GILBERT — Over the past week, the June Harless Center for Rural Educational Research and Development, part of the College of Education at Marshall University, has hosted “Camp Create” at the Larry Joe Harless Community Center in Gilbert. The camp was free to all students entering 2nd through 5th grade.
“Camp Create” – which is being held in memory of James H. “Buck” Harless - focused on engaging children with real technology and creative robotics while integrating the arts.
In 2000, Buck Harless provided money for the June Harless Center to launch at Marshall University. The center was to provide educational outreach for rural communities, such as Gilbert. The center has grown beyond expectation over the last 14 years because of Buck’s generosity and after his passing, the June Harless Center talked about a way to honor him and the best way they felt they could come up with was to come in to his community and to provide a program that was fun, engaging and free for area children.
The camp exposes the children to Science, Technology, Engineering and Math (STEM), creating a greater interest for those subjects, which is good news for the local, state and national economies.

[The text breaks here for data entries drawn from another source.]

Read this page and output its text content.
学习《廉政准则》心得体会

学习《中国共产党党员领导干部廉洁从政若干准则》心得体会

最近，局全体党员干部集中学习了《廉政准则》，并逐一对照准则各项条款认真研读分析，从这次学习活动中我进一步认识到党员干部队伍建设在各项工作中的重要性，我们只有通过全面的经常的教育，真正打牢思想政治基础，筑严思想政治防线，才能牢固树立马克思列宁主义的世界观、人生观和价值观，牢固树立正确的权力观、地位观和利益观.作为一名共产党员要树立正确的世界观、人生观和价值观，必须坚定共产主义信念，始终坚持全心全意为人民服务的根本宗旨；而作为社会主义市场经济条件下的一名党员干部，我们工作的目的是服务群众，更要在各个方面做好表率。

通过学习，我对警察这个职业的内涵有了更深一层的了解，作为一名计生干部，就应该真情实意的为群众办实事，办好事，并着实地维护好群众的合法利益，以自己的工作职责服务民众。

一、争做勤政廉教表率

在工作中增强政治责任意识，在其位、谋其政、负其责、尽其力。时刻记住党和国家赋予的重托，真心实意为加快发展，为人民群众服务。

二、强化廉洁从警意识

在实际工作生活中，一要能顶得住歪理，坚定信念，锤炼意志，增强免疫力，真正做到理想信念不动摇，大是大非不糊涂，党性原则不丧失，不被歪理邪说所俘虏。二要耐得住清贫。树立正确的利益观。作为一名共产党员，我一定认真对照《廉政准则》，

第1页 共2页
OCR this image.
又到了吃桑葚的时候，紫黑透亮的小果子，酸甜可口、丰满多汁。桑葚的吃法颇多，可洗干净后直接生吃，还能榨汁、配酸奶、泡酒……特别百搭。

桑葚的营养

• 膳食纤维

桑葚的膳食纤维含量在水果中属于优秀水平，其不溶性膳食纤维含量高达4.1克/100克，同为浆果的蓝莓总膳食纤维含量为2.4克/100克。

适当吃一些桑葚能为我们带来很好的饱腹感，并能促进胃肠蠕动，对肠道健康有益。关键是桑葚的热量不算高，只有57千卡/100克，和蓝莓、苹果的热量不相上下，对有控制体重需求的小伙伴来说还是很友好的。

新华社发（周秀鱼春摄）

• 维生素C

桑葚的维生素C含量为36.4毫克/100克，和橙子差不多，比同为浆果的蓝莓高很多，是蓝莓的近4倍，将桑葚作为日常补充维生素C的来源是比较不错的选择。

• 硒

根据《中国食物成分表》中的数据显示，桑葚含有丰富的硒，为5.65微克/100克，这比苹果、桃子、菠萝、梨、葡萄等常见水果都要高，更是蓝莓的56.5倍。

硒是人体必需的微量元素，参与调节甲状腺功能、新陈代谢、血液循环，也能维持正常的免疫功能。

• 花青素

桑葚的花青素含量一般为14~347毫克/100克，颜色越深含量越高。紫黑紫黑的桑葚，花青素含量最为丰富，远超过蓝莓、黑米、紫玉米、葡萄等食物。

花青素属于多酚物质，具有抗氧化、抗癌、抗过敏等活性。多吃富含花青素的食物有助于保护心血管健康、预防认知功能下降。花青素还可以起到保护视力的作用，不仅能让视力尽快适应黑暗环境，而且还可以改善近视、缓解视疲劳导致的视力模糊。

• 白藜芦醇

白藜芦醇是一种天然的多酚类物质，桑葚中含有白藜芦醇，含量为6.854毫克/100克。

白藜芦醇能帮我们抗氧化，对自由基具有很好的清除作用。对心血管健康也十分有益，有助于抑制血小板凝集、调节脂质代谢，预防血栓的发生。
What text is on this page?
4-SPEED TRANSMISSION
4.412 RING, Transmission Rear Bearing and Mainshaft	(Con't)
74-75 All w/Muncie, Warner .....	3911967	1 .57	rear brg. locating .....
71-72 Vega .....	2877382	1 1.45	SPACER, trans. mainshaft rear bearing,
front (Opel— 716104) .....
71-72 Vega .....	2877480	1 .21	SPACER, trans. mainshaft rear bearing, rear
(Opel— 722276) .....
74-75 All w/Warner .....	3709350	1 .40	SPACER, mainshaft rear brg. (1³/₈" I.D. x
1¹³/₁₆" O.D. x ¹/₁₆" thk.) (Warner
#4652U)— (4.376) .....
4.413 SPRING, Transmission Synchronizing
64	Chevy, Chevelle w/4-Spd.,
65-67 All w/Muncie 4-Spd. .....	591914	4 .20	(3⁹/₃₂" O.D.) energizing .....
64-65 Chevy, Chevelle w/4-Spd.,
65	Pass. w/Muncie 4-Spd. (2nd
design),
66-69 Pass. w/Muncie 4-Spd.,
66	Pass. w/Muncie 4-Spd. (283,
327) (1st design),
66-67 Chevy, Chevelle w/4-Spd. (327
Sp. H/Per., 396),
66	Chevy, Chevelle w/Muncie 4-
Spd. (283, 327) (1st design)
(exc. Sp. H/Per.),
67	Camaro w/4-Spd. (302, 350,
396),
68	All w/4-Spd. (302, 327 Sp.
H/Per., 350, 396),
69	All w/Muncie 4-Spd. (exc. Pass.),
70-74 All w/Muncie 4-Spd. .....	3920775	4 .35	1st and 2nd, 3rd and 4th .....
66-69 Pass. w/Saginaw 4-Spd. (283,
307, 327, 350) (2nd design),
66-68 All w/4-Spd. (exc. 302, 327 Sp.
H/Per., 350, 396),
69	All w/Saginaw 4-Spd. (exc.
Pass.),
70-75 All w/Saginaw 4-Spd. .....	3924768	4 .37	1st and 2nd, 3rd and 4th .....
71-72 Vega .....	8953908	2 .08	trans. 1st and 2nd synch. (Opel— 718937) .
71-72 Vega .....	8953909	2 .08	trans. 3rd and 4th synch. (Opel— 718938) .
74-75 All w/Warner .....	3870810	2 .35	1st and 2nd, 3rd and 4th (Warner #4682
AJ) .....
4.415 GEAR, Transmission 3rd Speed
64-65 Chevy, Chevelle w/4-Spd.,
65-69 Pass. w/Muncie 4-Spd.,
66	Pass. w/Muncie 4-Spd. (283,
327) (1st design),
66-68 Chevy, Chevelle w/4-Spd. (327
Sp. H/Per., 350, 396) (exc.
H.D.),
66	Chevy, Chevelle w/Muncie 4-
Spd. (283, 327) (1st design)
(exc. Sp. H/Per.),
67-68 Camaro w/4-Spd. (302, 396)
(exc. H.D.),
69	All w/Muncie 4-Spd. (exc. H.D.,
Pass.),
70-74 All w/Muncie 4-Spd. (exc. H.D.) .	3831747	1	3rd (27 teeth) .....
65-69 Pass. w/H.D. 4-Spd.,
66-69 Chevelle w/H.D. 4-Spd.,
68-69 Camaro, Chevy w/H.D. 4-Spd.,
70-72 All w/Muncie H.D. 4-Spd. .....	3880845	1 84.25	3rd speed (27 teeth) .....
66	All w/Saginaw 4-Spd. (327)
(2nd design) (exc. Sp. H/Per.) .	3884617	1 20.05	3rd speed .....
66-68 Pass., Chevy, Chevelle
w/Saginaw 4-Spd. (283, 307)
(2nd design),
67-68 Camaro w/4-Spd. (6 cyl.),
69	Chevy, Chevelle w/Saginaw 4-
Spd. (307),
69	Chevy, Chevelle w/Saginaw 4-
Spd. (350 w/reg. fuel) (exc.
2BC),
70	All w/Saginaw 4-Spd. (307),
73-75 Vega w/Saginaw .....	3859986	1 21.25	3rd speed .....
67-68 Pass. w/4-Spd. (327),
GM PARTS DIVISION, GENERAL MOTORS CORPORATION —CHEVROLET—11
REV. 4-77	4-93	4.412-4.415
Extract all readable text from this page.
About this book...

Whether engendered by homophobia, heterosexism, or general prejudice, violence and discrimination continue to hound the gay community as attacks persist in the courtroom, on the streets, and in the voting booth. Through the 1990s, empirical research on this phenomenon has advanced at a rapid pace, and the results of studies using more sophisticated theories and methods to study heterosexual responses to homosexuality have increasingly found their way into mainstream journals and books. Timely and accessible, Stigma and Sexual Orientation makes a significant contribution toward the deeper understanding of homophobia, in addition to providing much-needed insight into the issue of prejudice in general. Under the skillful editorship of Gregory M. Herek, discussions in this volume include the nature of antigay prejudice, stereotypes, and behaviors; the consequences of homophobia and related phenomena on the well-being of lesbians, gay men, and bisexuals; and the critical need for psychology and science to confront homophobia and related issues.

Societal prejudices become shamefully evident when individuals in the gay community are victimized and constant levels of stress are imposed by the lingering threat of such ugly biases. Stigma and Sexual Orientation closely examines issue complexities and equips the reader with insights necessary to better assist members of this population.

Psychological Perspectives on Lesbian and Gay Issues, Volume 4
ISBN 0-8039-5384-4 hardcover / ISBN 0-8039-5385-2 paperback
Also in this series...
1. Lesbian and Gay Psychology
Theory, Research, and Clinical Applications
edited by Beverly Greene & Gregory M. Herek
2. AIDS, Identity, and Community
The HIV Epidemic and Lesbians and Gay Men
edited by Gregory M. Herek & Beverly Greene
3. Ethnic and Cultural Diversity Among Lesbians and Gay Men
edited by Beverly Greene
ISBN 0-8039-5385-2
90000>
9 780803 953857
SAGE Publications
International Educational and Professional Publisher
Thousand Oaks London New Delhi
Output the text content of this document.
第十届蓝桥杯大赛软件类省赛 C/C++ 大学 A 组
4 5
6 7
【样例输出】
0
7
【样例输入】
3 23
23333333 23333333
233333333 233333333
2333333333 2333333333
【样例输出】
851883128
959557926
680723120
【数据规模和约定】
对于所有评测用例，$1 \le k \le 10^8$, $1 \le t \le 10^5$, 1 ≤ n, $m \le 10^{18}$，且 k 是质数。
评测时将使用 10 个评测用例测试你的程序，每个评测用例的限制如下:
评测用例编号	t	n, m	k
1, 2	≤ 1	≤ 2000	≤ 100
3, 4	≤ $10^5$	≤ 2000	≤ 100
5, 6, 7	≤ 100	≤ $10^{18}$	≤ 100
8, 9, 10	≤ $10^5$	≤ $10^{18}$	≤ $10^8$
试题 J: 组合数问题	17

It is predicted that STEM jobs will continue to expand as the U.S. economy recovers from the Great Recession. The U.S. Bureau of Labor Statistics estimates that at least 8,654,000 U.S. STEM jobs will exist in 2018, not including self-employed STEM individuals. That number for W.Va. alone is 25,000 new jobs to be filled.
This is the first year the Camp Create program has come to Gilbert, and they have had a great turn out with approximately 30 campers from age 7 to 10.
“We hope to make this an annual program for the Gilbert area,” said Marshall University’s Tarabeth Brumfield, who is in charge of directing the program.
The program that Camp Create used is called Arts and Bots, a program from Carnegie Mellon University’s Create Lab. The June Harless Center has a partnership at Carnegie Mellon Create Lab so they are able bring the things created there to bring to other communities.
“Along with our people from The June Harless Center and Marshall University, we have volunteers and some of the staff from the Larry Joe Harless Community Center helping with our camp, this has played a huge part in the success of Camp Create. The community, as a whole, also helped by donating recyclable materials used to build the robots, which helped in saving money on purchasing materials. We have had such great support from this community and we hope to do this for years to come,” said Brumfield.
The children’s finished products will be displayed at the community center. A showcase of the creative robots will be held at the Larry Joe Harless Center today from 11:30 a.m. – 12:30 p.m. and is open to the public.